Arnault announced in a lawyer's statement he was suing Liberation for public insult over the headline, calling it vulgar and violent.
Leftist Jean-Luc Melenchon told RTL radio that France did not need such "parasites" and Socialist lawmaker Bruno Le Roux said Arnault was "betraying France's recovery".
"When you love France, you don't leave when the weather turns bad!" Harlem Desir, national secretary of the Socialist Party, wrote in a Twitter message.
Union leaders accused Arnault of profiting from French workers only to take his wealth across the border.
"It's immoral when you consider the situation of the workers on whose backs he makes his money," Francois Chereque, head of the CFDT labour union, France's largest, told France 3 TV.
"France, love it or leave it," read a headline on the front page of communist daily l'Humanite.
Arnault, ranked by Forbes magazine as the world's fourth richest man with a net worth of $41 billion, has argued that he does more than most for France's economy by heading a firm that contributes a hefty share of its international trade balance.
Taking the helm of LVMH in 1989, he turned the company into one of largest luxury groups in the world. His net worth exceeds the 30 billion euros France is looking to save in 2013.
His nationality move follows an appeal by Hollande to business leaders to lead by example in accepting tax rises.

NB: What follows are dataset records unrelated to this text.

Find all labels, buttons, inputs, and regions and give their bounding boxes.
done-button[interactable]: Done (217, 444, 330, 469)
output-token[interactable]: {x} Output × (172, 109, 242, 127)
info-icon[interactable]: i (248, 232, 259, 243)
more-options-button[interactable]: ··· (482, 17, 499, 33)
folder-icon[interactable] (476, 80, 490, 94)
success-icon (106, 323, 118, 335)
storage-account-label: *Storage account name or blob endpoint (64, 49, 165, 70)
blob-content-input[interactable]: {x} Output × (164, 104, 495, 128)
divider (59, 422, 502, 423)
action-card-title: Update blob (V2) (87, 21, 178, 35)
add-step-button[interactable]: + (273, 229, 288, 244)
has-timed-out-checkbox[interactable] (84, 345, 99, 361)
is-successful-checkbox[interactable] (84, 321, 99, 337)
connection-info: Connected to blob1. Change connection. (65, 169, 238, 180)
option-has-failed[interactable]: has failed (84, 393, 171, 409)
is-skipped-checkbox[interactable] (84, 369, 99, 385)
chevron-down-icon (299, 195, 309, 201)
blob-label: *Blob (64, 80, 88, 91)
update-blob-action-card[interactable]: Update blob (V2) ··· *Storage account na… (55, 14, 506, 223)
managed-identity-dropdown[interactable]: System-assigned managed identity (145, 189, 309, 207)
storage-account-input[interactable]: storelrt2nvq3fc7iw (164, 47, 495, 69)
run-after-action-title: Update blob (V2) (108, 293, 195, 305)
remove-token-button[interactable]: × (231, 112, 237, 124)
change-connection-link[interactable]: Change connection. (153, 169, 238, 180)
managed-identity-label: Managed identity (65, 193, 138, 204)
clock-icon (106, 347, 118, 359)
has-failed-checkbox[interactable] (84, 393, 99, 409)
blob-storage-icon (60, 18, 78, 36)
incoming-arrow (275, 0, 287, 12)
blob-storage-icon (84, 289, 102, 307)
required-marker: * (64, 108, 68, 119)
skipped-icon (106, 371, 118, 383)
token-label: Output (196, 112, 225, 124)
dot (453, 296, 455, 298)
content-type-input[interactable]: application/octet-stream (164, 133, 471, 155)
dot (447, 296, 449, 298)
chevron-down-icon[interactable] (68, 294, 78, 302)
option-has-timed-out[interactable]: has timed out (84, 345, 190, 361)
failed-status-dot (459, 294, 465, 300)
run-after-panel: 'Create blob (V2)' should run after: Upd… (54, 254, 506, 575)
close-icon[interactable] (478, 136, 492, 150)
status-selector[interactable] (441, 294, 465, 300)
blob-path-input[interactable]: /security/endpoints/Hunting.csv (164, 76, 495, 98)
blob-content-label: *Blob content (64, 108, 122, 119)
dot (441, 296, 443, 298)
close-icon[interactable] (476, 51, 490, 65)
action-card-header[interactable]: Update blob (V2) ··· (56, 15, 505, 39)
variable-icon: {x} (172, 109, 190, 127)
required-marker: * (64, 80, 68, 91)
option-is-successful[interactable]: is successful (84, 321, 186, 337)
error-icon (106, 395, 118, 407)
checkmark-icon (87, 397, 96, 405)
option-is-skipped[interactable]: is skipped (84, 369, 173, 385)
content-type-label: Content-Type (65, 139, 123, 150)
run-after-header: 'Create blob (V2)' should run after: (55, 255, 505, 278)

Critics dismissed Arnault's argument that he was seeking French-Belgian dual citizenship for business reasons, saying he could work there as a Frenchman and already had several holding companies.
Leaving for Belgium could be a first step toward acquiring citizenship in Monaco, Liberation said. As a Frenchman in Monaco, Arnault would have to pay income tax. But he could avoid that if he drops his French nationality after becoming Belgian.
Hollande said on Sunday that Arnault "should have measured what he was doing".
Finance Minister Pierre Moscovici called the move a mistake.
"Chief executives must be exemplary," Moscovici told RMC radio. "Mr. Arnault has failed to set an example."
The case showed that tax conventions with countries such as Belgium, Luxembourg and Switzerland might have to be renegotiated in coming years, he said.
Hollande's 75 percent tax on income above 1 million euros ($1.3 mln) per year is the highest rate of any rich country.
Taxes often compel wealthy French to seek fiscal residence in neighbours with easier terms like Belgium, Switzerland and Luxembourg, at a cost of some 50 billion euros annually for the French state, according to a Senate report published in July.
Many converge in Brussels' fashionable Uccle district where Arnault has had a home since last November, according to the district's mayor. Armand De Decker.
"He did not mention taxes to me," De Decker told iTele television. "He has family in Belgium, he has major business partners and he told me that he wanted to invest more in business projects here."